Disney "was a little nervous," Lucas said.

"One of the issues was the first three movies had all kinds of issues. They looked at the stories and they said, 'We want to make something for that fans.' I said, 'All I wanted to do was tell a story of what happened.' You know, it started here and it went there. It's all about generations, and it's about the issues of fathers and sons and grandfathers. It's a family soap opera. I mean, ultimately. We call it a space opera but people don't realize it's actually a soap opera and it's all about family problems. It's not about spaceships," he said. "They decided they didn't want to use those stories.
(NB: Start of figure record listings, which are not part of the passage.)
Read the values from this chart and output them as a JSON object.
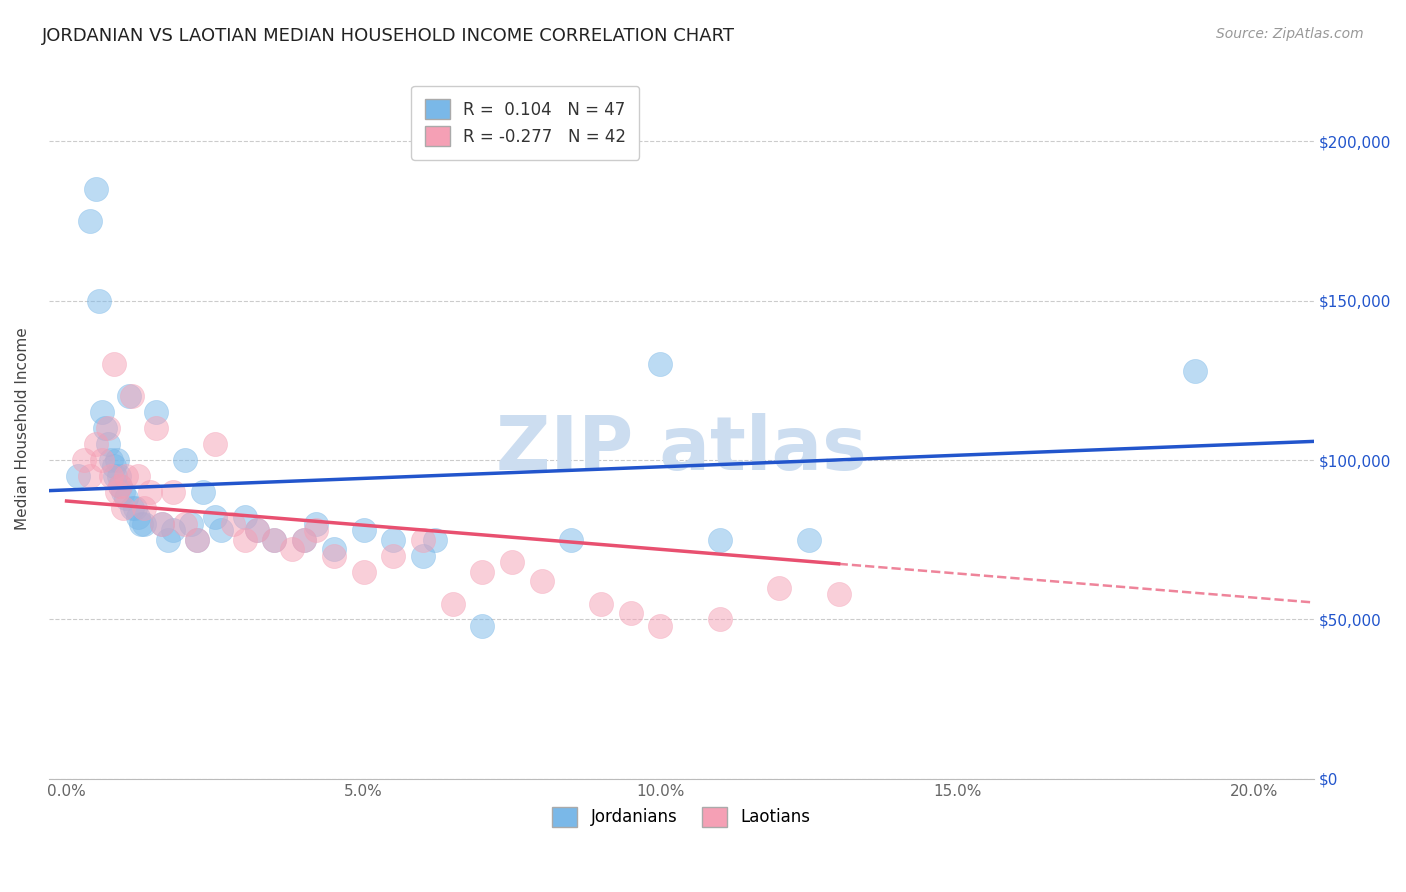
{
  "title": "JORDANIAN VS LAOTIAN MEDIAN HOUSEHOLD INCOME CORRELATION CHART",
  "source": "Source: ZipAtlas.com",
  "xlabel_ticks": [
    "0.0%",
    "5.0%",
    "10.0%",
    "15.0%",
    "20.0%"
  ],
  "xlabel_vals": [
    0.0,
    5.0,
    10.0,
    15.0,
    20.0
  ],
  "ylabel": "Median Household Income",
  "ylabel_ticks": [
    0,
    50000,
    100000,
    150000,
    200000
  ],
  "ylabel_labels": [
    "$0",
    "$50,000",
    "$100,000",
    "$150,000",
    "$200,000"
  ],
  "ymin": 0,
  "ymax": 220000,
  "xmin": -0.3,
  "xmax": 21.0,
  "jordanians_R": 0.104,
  "jordanians_N": 47,
  "laotians_R": -0.277,
  "laotians_N": 42,
  "blue_color": "#7ab8e8",
  "pink_color": "#f5a0b5",
  "blue_line_color": "#2255cc",
  "pink_line_color": "#e85070",
  "watermark_color": "#ccddf0",
  "background_color": "#ffffff",
  "jordanians_x": [
    0.2,
    0.4,
    0.5,
    0.55,
    0.6,
    0.65,
    0.7,
    0.75,
    0.8,
    0.82,
    0.85,
    0.88,
    0.9,
    0.95,
    1.0,
    1.05,
    1.1,
    1.15,
    1.2,
    1.25,
    1.3,
    1.5,
    1.6,
    1.7,
    1.8,
    2.0,
    2.1,
    2.2,
    2.3,
    2.5,
    2.6,
    3.0,
    3.2,
    3.5,
    4.0,
    4.2,
    4.5,
    5.0,
    5.5,
    6.0,
    6.2,
    7.0,
    8.5,
    10.0,
    11.0,
    12.5,
    19.0
  ],
  "jordanians_y": [
    95000,
    175000,
    185000,
    150000,
    115000,
    110000,
    105000,
    100000,
    98000,
    95000,
    100000,
    95000,
    92000,
    90000,
    88000,
    120000,
    85000,
    85000,
    82000,
    80000,
    80000,
    115000,
    80000,
    75000,
    78000,
    100000,
    80000,
    75000,
    90000,
    82000,
    78000,
    82000,
    78000,
    75000,
    75000,
    80000,
    72000,
    78000,
    75000,
    70000,
    75000,
    48000,
    75000,
    130000,
    75000,
    75000,
    128000
  ],
  "laotians_x": [
    0.3,
    0.4,
    0.5,
    0.6,
    0.7,
    0.75,
    0.8,
    0.85,
    0.9,
    0.95,
    1.0,
    1.1,
    1.2,
    1.3,
    1.4,
    1.5,
    1.6,
    1.8,
    2.0,
    2.2,
    2.5,
    2.8,
    3.0,
    3.2,
    3.5,
    3.8,
    4.0,
    4.2,
    4.5,
    5.0,
    5.5,
    6.0,
    6.5,
    7.0,
    7.5,
    8.0,
    9.0,
    9.5,
    10.0,
    11.0,
    12.0,
    13.0
  ],
  "laotians_y": [
    100000,
    95000,
    105000,
    100000,
    110000,
    95000,
    130000,
    90000,
    92000,
    85000,
    95000,
    120000,
    95000,
    85000,
    90000,
    110000,
    80000,
    90000,
    80000,
    75000,
    105000,
    80000,
    75000,
    78000,
    75000,
    72000,
    75000,
    78000,
    70000,
    65000,
    70000,
    75000,
    55000,
    65000,
    68000,
    62000,
    55000,
    52000,
    48000,
    50000,
    60000,
    58000
  ],
  "title_fontsize": 13,
  "axis_label_fontsize": 11,
  "tick_fontsize": 11,
  "legend_fontsize": 12,
  "source_fontsize": 10
}
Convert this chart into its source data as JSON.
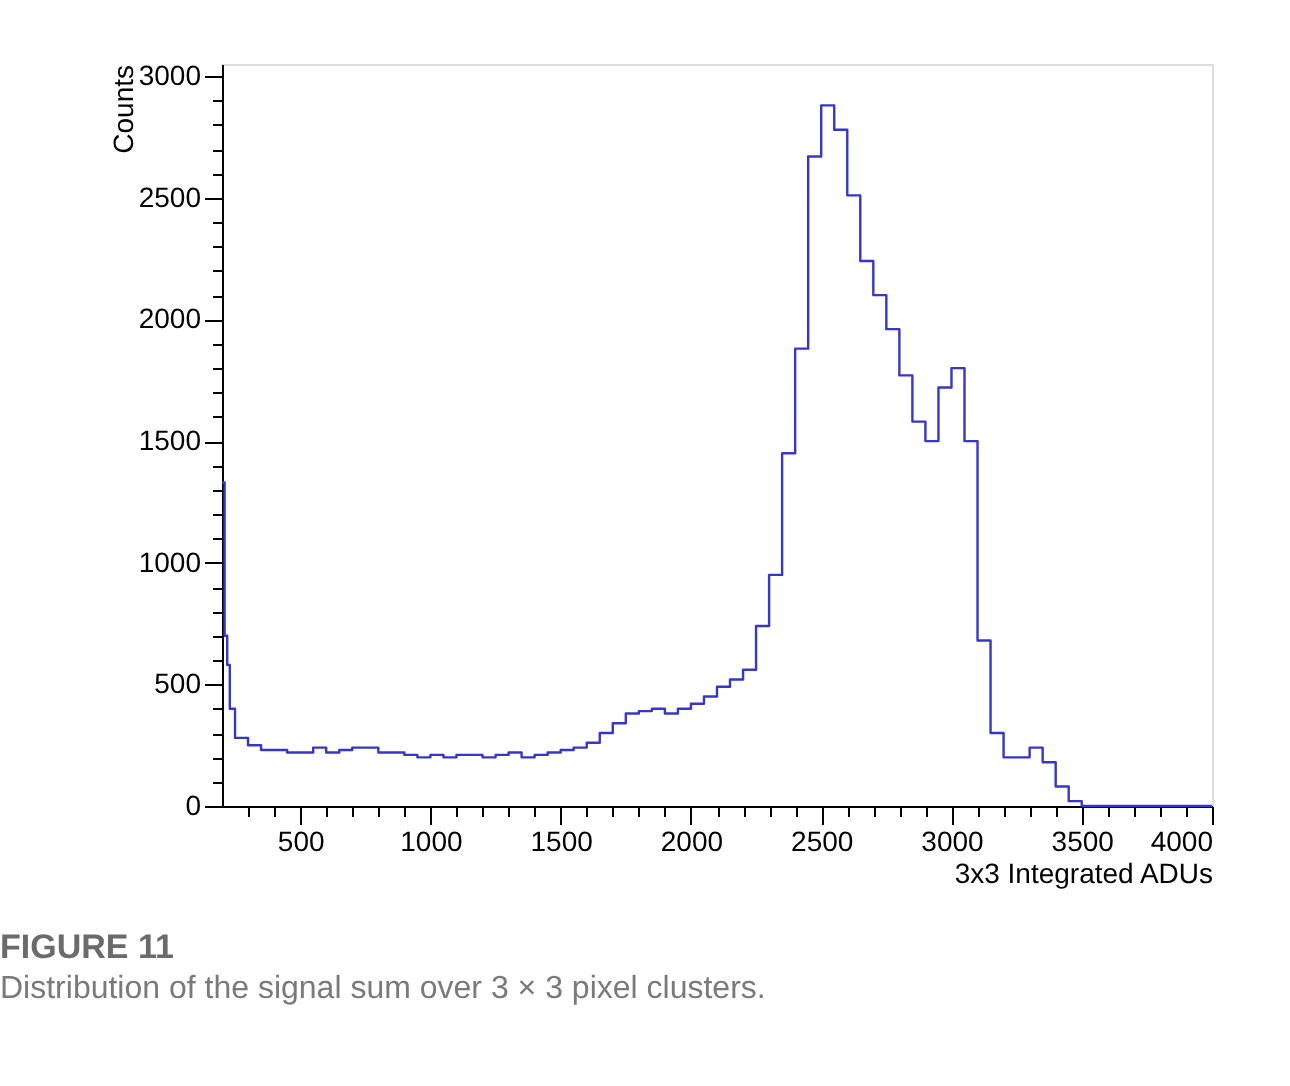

They decided they were going to go do their own thing, so I decided, 'Fine.'"

According to Lucas, Disney wasn't "that keen to have me involved anyway."

"At the same time I said, 'I'm not gonna…If I get in there, I'm just going to cause trouble because they're not going to do what I want them to do and I don't have the control do that anymore, and all it would do is muck everything up.' So I said, 'OK, I will go my way and let them go their way.' And it really does come down to a simple rule of life, which is when you break up with somebody, the first rule is no phone calls," Lucas said. "The second rule, you don't go over to their house and drive by to see what they're doing. The third thing is you don't show up at their coffee shop or their thing like you're going to run it. You just say, 'No! Gone! History! I'm moving forward.' Because every time you do...something like that, you're opening the wound again, and it just makes it harder for you. You have to put it behind you, and it's a very, very hard thing to do. But you have to just cut it all off and say, 'OK, end of all game. I've got to move on.'"

"Everything in your body says, 'Don't. You can't,'" he said of parting with the Star Wars series. "These are my kids. I loved them. I created them. I'm very intimately involved with them."

And yet, Rose noted, "You sold them."

"I sold them to the white slavers that take these things, and..." Lucas said with a laugh.

Asked to share his opinion on Star Wars: The Force Awakens, Lucas said, "J.J. Abrams, he's a good director, a good friend." However, he admitted that he would have taken the series in a different direction that Abrams and Disney decided to go. "They wanted to do a retro movie. I don't like that," he told Rose. "Every movie, I worked very hard to make them different. I made them completely different—different planets, different spaceships to make it new."